Microscale Constructed Wetlands with Different Particulate Matters in their Substrates Exhibit Opposite Nitrogen Removal Performances

Abstract

Excess suspended particulate matter (PM) in constructed wetland (CW) substrates may reduce the substrate porosity and thus affect pollutant removal performance. However, it remains unclear how different PMs affect the nitrogen removal performance in CWs. In this study, kaolin and polystyrene (PS) were selected as two model PMs added to CW substrates at a concentration of 100 mg/L. Four CWs were constructed, designated as C-CW without PM addition, K-CW with kaolin addition, M-CW with mixed addition of kaolin and PS, and PS-CW with PS addition.

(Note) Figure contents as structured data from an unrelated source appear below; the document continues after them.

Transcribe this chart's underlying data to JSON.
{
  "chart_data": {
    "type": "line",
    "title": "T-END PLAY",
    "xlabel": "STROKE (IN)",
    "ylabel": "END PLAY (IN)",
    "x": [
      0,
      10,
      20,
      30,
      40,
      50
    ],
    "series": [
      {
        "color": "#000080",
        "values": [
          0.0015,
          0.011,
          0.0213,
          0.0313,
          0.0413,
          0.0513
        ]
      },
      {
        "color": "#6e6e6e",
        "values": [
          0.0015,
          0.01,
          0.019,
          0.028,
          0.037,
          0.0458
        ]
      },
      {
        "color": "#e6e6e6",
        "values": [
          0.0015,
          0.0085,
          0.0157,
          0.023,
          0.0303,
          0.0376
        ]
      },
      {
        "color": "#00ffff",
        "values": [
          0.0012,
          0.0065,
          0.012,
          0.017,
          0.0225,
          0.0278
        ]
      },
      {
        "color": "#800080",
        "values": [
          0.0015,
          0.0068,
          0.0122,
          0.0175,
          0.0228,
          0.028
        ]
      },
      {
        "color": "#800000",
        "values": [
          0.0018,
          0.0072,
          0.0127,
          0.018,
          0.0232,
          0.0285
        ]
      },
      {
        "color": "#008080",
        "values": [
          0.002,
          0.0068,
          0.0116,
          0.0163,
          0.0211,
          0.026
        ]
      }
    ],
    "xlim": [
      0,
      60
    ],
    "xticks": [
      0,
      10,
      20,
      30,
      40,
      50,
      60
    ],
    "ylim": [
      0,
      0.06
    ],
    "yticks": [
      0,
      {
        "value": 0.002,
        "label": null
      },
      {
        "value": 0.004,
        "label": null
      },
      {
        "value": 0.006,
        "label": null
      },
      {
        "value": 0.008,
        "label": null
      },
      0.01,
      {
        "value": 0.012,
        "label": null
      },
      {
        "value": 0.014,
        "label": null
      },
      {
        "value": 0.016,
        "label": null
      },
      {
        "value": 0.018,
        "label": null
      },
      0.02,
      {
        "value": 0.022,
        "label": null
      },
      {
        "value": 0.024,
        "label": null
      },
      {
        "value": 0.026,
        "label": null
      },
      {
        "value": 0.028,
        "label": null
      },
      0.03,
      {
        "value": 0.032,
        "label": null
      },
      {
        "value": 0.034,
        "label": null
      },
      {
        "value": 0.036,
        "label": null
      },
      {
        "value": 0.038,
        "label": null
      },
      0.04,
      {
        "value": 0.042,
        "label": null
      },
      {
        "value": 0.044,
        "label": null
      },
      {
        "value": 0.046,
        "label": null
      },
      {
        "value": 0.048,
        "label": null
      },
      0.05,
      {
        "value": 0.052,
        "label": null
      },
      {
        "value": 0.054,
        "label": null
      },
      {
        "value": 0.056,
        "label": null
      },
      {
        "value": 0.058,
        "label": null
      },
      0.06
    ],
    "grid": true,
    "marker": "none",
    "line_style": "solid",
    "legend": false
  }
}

The CWs with or without PM addition showed no significant difference in terms of NH4+-N removal efficiency (p > 0.05), while the removal efficiency of NO3−-N and TN was significantly improved in PS-CW but, in contrast, was considerably inhibited in K-CW and M-CW (p < 0.05). The CWs with PM addition reduced the porosity of the substrates. There was no significant difference in the total solid quality among the CWs with PM addition (p < 0.05), but PS-CW had the highest volatile solid content. The addition of 100 mg/L PS significantly increased the activities of nitrite reductase (NIR) and nitrate reductase (NAR) with a much higher relative abundance of denitrifying bacteria, but it inhibited ammonia monooxygenase (AMO) and nitrite oxidoreductase (NXR) activities (p < 0.05). The activities of the four enzymes were improved to different degrees in K-CW and M-CW, in which the abundance of nitrifying bacteria was higher than that in C-CW. In conclusion, it was noteworthy that the effect of the PMs on the NO3−-N and TN removal performance were qualitatively different (i.e., enhanced vs. inhibited) with different types of PMs. This interesting and important new finding could provide valuable information for a better understanding and evaluation of the role of PMs in the nitrogen removal process during CW operation.